Ruby: Using rand() in code but writing tests to verify probabilities

I think you should separate your goals. One is to stub Kernel.rand as you mention. With rspec for example, you can do something like this:

test_values = [1, 2, 3]
Kernel.stub!(:rand).and_return( *test_values )

Note that this stub won't work unless you call rand with Kernel as the receiver. If you just call "rand" then the current "self" will receive the message, and you'll actually get a random number instead of the test_values.

The second goal is to do something like a field test where you actually generate random numbers. You'd then use some kind of tolerance to ensure you get close to the desired percentage. This is never going to be perfect though, and will probably need a human to evaluate the results. But it still is useful to do because you might realize that another random number generator might be better, like reading from /dev/random. Also, it's good to have this kind of test because let's say you decide to migrate to a new kind of platform whose system libraries aren't as good at generating randomness, or there's some bug in a certain version. The test could be a warning sign.

It really depends on your goals. Do you only want to test your weighting algorithm, or also the randomness?


It's best to stub Kernel.rand to return fixed values.

Kernel.rand is not your code. You should assume it works, rather than trying to write tests that test it rather than your code. And using a fixed set of values that you've chosen and explicitly coded in is better than adding a dependency on what rand produces for a specific seed.

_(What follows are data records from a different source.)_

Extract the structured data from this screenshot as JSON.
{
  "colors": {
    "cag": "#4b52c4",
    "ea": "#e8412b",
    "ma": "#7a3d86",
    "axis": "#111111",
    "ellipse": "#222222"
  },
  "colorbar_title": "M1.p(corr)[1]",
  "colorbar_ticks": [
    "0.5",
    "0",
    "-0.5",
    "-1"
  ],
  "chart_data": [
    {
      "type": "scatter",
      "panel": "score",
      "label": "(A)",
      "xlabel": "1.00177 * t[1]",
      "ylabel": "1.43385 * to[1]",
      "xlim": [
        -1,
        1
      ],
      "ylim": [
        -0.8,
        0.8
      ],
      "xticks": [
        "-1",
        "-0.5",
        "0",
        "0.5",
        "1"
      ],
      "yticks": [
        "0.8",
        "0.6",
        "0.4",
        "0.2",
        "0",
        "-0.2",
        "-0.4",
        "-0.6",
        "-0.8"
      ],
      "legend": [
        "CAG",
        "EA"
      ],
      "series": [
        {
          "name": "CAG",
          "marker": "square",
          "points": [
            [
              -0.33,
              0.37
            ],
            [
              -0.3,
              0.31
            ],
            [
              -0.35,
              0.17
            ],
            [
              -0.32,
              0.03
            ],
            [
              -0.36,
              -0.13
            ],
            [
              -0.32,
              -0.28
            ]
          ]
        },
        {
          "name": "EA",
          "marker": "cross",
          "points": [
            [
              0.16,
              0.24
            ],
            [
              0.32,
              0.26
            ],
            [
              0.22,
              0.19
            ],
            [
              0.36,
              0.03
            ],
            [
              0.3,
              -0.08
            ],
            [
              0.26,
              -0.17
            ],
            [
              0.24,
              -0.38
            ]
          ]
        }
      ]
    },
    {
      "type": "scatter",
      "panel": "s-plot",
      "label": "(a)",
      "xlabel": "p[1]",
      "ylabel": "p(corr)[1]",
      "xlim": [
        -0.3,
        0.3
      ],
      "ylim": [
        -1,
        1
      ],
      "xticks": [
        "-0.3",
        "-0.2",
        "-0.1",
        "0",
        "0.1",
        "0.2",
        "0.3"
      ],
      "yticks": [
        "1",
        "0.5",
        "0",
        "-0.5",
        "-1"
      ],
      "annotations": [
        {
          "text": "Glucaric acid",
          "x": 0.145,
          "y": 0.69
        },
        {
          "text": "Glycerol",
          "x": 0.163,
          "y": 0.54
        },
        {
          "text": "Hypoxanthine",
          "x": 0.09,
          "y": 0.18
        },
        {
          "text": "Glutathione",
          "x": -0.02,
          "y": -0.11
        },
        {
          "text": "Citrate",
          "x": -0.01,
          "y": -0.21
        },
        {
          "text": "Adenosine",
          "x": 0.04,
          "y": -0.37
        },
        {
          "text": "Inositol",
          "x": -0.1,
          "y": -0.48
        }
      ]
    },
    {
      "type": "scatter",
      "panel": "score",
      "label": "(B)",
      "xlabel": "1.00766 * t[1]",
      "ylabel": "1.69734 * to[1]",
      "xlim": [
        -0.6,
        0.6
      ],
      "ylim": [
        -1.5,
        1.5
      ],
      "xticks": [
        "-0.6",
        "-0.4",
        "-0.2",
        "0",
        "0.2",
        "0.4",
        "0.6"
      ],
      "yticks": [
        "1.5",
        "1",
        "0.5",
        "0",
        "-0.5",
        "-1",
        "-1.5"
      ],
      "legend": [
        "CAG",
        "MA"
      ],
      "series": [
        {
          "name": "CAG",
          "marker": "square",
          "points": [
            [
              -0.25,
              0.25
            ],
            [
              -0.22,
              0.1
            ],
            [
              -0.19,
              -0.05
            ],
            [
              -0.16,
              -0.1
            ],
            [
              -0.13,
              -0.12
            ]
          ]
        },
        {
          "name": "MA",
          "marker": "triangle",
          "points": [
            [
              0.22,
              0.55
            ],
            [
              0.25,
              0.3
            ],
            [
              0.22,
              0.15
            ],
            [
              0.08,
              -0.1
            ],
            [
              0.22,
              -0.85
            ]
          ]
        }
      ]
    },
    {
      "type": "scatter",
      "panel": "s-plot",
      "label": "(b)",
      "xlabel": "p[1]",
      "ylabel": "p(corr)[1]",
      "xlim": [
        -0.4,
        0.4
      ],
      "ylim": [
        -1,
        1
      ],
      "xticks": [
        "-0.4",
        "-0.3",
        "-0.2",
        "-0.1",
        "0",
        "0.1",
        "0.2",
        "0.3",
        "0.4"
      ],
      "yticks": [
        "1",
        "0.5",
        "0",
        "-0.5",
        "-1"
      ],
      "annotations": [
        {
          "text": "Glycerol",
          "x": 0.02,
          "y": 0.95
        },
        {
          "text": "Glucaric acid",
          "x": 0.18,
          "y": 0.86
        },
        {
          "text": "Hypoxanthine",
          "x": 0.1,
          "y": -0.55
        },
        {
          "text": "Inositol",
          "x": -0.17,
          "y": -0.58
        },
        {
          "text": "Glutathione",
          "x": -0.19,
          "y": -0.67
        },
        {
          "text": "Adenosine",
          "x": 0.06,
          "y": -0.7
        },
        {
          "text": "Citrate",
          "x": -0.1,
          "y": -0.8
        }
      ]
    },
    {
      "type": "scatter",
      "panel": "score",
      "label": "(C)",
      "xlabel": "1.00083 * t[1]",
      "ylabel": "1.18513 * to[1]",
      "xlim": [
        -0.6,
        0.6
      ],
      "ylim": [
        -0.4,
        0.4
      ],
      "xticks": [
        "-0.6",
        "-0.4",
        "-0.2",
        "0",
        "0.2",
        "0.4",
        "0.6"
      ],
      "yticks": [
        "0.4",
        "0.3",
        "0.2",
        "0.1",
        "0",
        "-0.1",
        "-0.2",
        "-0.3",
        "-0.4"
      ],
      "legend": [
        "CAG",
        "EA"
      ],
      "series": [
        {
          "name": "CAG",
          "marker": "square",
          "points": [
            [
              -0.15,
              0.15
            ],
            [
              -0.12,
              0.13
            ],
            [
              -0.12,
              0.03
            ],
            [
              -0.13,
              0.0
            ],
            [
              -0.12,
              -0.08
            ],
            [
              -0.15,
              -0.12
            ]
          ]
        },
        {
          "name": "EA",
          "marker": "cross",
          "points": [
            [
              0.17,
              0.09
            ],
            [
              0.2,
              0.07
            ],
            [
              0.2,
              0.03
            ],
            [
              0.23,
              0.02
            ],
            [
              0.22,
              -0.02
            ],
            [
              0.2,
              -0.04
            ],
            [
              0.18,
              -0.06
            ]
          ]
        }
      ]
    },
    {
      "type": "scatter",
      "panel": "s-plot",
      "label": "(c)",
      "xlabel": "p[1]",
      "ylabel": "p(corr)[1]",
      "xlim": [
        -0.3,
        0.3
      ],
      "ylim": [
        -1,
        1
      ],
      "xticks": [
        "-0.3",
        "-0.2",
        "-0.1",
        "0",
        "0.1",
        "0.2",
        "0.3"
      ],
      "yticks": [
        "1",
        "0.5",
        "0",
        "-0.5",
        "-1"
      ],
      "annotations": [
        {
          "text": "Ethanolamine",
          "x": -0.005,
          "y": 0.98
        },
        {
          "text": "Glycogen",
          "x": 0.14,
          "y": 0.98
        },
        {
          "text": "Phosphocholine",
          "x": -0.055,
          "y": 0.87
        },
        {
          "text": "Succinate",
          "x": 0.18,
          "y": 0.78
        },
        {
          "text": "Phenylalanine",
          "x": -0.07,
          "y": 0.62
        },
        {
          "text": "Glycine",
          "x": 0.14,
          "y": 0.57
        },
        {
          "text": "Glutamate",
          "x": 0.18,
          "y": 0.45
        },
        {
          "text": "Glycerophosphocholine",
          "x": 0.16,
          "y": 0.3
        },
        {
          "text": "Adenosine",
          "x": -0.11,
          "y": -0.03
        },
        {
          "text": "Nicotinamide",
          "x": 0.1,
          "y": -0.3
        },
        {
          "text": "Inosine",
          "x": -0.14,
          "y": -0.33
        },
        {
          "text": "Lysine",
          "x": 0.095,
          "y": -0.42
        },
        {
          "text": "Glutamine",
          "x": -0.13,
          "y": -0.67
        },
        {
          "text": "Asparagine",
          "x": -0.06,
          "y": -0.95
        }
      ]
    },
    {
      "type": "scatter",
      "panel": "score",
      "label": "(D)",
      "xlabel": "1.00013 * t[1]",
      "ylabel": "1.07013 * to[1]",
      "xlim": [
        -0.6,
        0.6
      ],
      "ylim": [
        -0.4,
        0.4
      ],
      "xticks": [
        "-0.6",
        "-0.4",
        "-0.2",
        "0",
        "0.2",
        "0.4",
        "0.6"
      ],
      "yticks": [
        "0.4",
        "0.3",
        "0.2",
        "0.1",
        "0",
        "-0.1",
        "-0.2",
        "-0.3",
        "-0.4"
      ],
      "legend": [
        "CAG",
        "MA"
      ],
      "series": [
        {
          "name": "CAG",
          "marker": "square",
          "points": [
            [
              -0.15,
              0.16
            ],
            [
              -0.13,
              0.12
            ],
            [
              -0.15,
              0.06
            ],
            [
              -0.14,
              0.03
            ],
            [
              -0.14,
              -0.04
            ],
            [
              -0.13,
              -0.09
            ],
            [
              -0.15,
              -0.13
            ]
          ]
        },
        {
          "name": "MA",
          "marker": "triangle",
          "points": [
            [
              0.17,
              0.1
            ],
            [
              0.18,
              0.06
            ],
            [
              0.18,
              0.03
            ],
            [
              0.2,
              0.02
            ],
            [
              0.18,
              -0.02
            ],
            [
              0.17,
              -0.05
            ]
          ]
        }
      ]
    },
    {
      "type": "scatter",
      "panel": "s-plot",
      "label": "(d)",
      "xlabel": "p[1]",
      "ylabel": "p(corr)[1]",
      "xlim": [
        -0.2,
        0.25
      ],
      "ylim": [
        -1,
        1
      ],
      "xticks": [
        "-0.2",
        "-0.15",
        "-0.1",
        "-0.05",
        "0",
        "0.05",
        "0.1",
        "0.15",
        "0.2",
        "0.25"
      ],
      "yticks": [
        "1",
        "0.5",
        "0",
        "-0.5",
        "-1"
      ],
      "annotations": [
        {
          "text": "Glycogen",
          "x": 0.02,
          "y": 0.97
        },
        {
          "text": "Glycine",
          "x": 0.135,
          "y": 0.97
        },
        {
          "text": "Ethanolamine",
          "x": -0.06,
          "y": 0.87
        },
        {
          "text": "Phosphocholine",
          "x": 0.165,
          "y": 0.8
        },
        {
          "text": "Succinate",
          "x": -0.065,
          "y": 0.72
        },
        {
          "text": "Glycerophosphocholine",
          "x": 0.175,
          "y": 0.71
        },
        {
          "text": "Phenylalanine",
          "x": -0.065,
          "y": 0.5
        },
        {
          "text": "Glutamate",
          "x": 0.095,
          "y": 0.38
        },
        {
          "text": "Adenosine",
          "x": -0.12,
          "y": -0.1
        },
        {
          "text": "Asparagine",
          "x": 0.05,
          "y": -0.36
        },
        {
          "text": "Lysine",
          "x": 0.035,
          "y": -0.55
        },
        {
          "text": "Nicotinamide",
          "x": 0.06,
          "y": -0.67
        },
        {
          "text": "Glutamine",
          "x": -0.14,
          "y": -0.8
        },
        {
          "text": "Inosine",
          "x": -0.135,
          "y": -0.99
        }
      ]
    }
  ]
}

If you wanna go down the consistent seed route, look at Kernel#srand:

http://www.ruby-doc.org/core/classes/Kernel.html#M001387

To quote the docs (emphasis added):

Seeds the pseudorandom number generator to the value of number. If number is omitted or zero, seeds the generator using a combination of the time, the process id, and a sequence number. (This is also the behavior if Kernel::rand is called without previously calling srand, but without the sequence.) By setting the seed to a known value, scripts can be made deterministic during testing. The previous seed value is returned. Also see Kernel::rand.